The music that soars and shines throughout this sensational score is made all the more magnificent through the musical direction of William Liberatore as he conducts both singers and an orchestra of ten. The monumental scope of the story is fully supported and much enhanced by a multi-level, on-the-move set design by Joe Ragey that captures the feeling of dark, crowded tenement streets, apartments and factories as well as the electric excitement of a city full of lights, avenues, and bustling adventure. The sets are given their full due through the lighting design of Pamila Z. Gray; and the sounds of a turn-of-the-century city are authentically reproduced through the inventive skills of Jeff Mockus.

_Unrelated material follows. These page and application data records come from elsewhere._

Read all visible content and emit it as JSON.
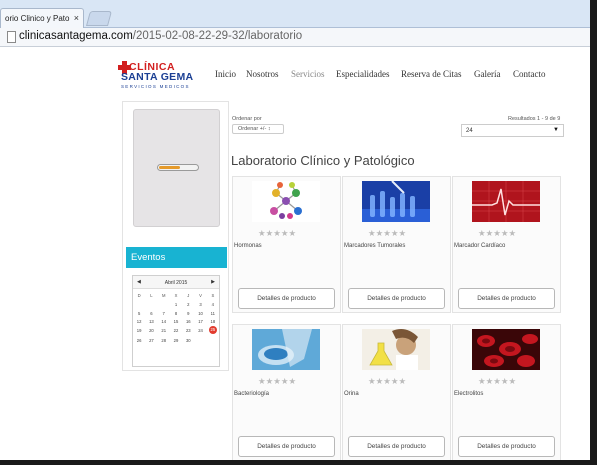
{
  "browser": {
    "tab_title": "orio Clinico y Pato",
    "tab_close": "×",
    "url_host": "clinicasantagema.com",
    "url_path": "/2015-02-08-22-29-32/laboratorio"
  },
  "logo": {
    "line1": "CLÍNICA",
    "line2": "SANTA GEMA",
    "line3": "SERVICIOS MEDICOS",
    "colors": {
      "red": "#d21f1f",
      "blue": "#1b3f94"
    }
  },
  "nav": {
    "items": [
      "Inicio",
      "Nosotros",
      "Servicios",
      "Especialidades",
      "Reserva de Citas",
      "Galería",
      "Contacto"
    ],
    "active": "Servicios"
  },
  "sidebar": {
    "loader_progress": 0.55,
    "events_title": "Eventos",
    "calendar": {
      "month": "Abril 2015",
      "prev": "◀",
      "next": "▶",
      "weekdays": [
        "D",
        "L",
        "M",
        "X",
        "J",
        "V",
        "S"
      ],
      "weeks": [
        [
          "",
          "",
          "",
          "1",
          "2",
          "3",
          "4"
        ],
        [
          "5",
          "6",
          "7",
          "8",
          "9",
          "10",
          "11"
        ],
        [
          "12",
          "13",
          "14",
          "15",
          "16",
          "17",
          "18"
        ],
        [
          "19",
          "20",
          "21",
          "22",
          "23",
          "24",
          "25"
        ],
        [
          "26",
          "27",
          "28",
          "29",
          "30",
          "",
          ""
        ]
      ],
      "today": "25"
    }
  },
  "toolbar": {
    "order_label": "Ordenar por",
    "order_value": "Ordenar +/-",
    "order_icon": "↕",
    "results": "Resultados 1 - 9 de 9",
    "per_page": "24",
    "per_page_arrow": "▼"
  },
  "page_title": "Laboratorio Clínico y Patológico",
  "rating_stars": "★★★★★",
  "products": [
    {
      "name": "Hormonas",
      "button": "Detalles de producto",
      "image": "hormones-molecule"
    },
    {
      "name": "Marcadores Tumorales",
      "button": "Detalles de producto",
      "image": "test-tubes"
    },
    {
      "name": "Marcador Cardíaco",
      "button": "Detalles de producto",
      "image": "heartbeat"
    },
    {
      "name": "Bacteriología",
      "button": "Detalles de producto",
      "image": "petri-dish"
    },
    {
      "name": "Orina",
      "button": "Detalles de producto",
      "image": "scientist-flask"
    },
    {
      "name": "Electrolitos",
      "button": "Detalles de producto",
      "image": "blood-cells"
    }
  ]
}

As she always does, Fumiko Bielefeldt has outdone herself in creating an era through costumes that define the people as unique individuals and as notable representatives of a long-past generation. The dances of the times—both American and those brought from Eastern Europe—have been masterfully choreographed by Dottie Lester White and add much fun and eye-popping value to the evening.

There are not adjectives enough to describe the heart and genius Robert Kelley has brought to his direction of this big, complex musical that flows on the stage in a stream of scenes that never pause, never confuse, never falter. But it is his insight to include a surprise element at the musical's climax that speaks to the master he truly is of overall design and message. That this is a story over one hundred years old may be true, but that it still rings with contemporary relevance—now more than ever—becomes strikingly clear by a director's subtle touch. A sustained, standing ovation is well due the director, this cast, and the entire creative team for a Rags that sings and soars of yesterday's America, for today's America.

Rags continues through April 30, 2017, at at the Mountain View Center for the Performing Arts, 500 Castro Street, Mountain View. Tickets are available online at www.theatreworks.org or by calling 650-463-1960, Monday - Friday 11 a.m. - 6 p.m. and Saturday - Sunday, Noon - 6 p.m.